When you need a workflow to wait on something, like human approval or a webhook, you can suspend it without keeping the process alive until you're ready to resume it. This is done through `waitForEvent` and `resume`.

To suspend, use `waitForEvent` to write a `suspend` entry under the current session. It'll throw an exception to return control to the caller so that the process can exit.

To resume, call `resume(runId, name, value)` to open a new session and record a `resume` entry with the event value passed in. On replay, `waitForEvent(name)` will find that entry and return its value instead of suspending again. (Calling `resume` more than once for the same event is safe because the first recorded value wins, and later values are ignored.)

A suspend may include a deadline, but note that kassette doesn't poll or run timers. Deadlines are only checked when a new session is opened by `start`, `resume`, or `fork`. If the deadline has passed and no matching `resume` exists, kassette writes a `cancel` entry and the run becomes terminal.

## 6. Properties of the journal

**Append-only.** Entries are never modified or deleted. Once work is recorded, it stays settled.

**Ordered.** Entries are read in append order. Replay depends on this because recorded results are matched to `record()` calls by position.

**Atomic.** Each entry is written completely or not at all.

**Fenced.** Only the current session can append. Writes from a superseded session are rejected.

**JSON.** The journal is newline-delimited JSON with one entry per line and one file per run. Inspection requires no library and no kassette dependency.

**Self-contained.** Everything needed for replay is in the journal. As long as you can access the journal, the run can continue.

**Per-run isolated.** Each `runId` has its own journal, so unrelated runs cannot interfere with each other.

## 7. The single-writer invariant

Only the newest session for a run may append to its journal.

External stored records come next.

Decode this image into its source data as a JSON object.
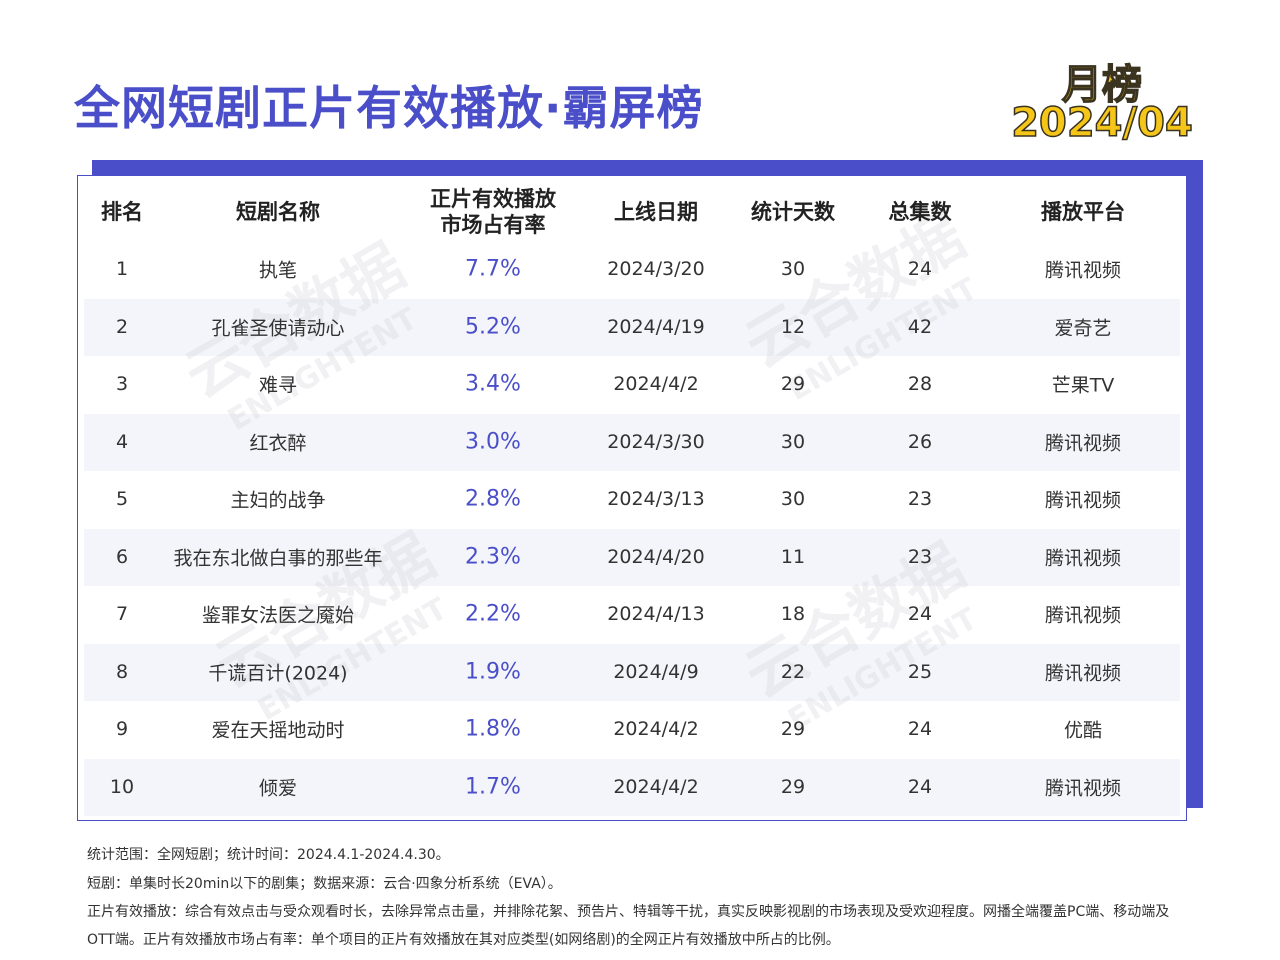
{
  "header": {
    "title": "全网短剧正片有效播放·霸屏榜",
    "badge_line1": "月榜",
    "badge_line2": "2024/04"
  },
  "watermark": {
    "cn": "云合数据",
    "en": "ENLIGHTENT"
  },
  "table": {
    "columns": [
      "排名",
      "短剧名称",
      "正片有效播放\n市场占有率",
      "上线日期",
      "统计天数",
      "总集数",
      "播放平台"
    ],
    "rows": [
      [
        "1",
        "执笔",
        "7.7%",
        "2024/3/20",
        "30",
        "24",
        "腾讯视频"
      ],
      [
        "2",
        "孔雀圣使请动心",
        "5.2%",
        "2024/4/19",
        "12",
        "42",
        "爱奇艺"
      ],
      [
        "3",
        "难寻",
        "3.4%",
        "2024/4/2",
        "29",
        "28",
        "芒果TV"
      ],
      [
        "4",
        "红衣醉",
        "3.0%",
        "2024/3/30",
        "30",
        "26",
        "腾讯视频"
      ],
      [
        "5",
        "主妇的战争",
        "2.8%",
        "2024/3/13",
        "30",
        "23",
        "腾讯视频"
      ],
      [
        "6",
        "我在东北做白事的那些年",
        "2.3%",
        "2024/4/20",
        "11",
        "23",
        "腾讯视频"
      ],
      [
        "7",
        "鉴罪女法医之魇始",
        "2.2%",
        "2024/4/13",
        "18",
        "24",
        "腾讯视频"
      ],
      [
        "8",
        "千谎百计(2024)",
        "1.9%",
        "2024/4/9",
        "22",
        "25",
        "腾讯视频"
      ],
      [
        "9",
        "爱在天摇地动时",
        "1.8%",
        "2024/4/2",
        "29",
        "24",
        "优酷"
      ],
      [
        "10",
        "倾爱",
        "1.7%",
        "2024/4/2",
        "29",
        "24",
        "腾讯视频"
      ]
    ]
  },
  "notes": [
    "统计范围：全网短剧；统计时间：2024.4.1-2024.4.30。",
    "短剧：单集时长20min以下的剧集；数据来源：云合·四象分析系统（EVA）。",
    "正片有效播放：综合有效点击与受众观看时长，去除异常点击量，并排除花絮、预告片、特辑等干扰，真实反映影视剧的市场表现及受欢迎程度。网播全端覆盖PC端、移动端及OTT端。正片有效播放市场占有率：单个项目的正片有效播放在其对应类型(如网络剧)的全网正片有效播放中所占的比例。"
  ]
}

Whenever a session is opened, it gets a higher session number than any earlier session, and each entry appended during that session will include that number. Before appending, the storage backend checks whether the journal already contains a `start` entry with a higher session number. If it does, the append gets rejected with a `FencedError`, so zombie sessions are unable to write.

The local backend enforces this with a per-run lock file (`{runId}.lock`) so only one local process can write at a time. If the lock owner has died, the next process can reclaim, but only after checking the journal for a newer session in order to prevent an old session from writing again after being superseded.

The remote object storage backend uses CAS instead of a lock. Each run is one object. In order to append, kassette must read the object and its ETag, then writes back the full journal with `If-Match: <etag>`. If another writer got there first, kassette retries; if the retry sees a higher session number, the writer is stale and exits with `FencedError`. For the full CAS and session-number fencing design, see [Object storage design](object-storage-design.md).

## 8. Correctness boundaries

kassette guarantees at-most-once journaling, not at-most-once execution.

If a step performs an external action and the process crashes before the result is written to the journal, kassette has no record of that action. On the next session, replay will run the step again.

With remote storage, an old session may also finish work it already started before it learns that a newer session has taken over. Its next journal write will be rejected, but the external action may already have happened.

What that means is that for irreversible external actions, you must make sure to use idempotency keys or another method of deduplication. kassette makes retries safe only after the result is journaled.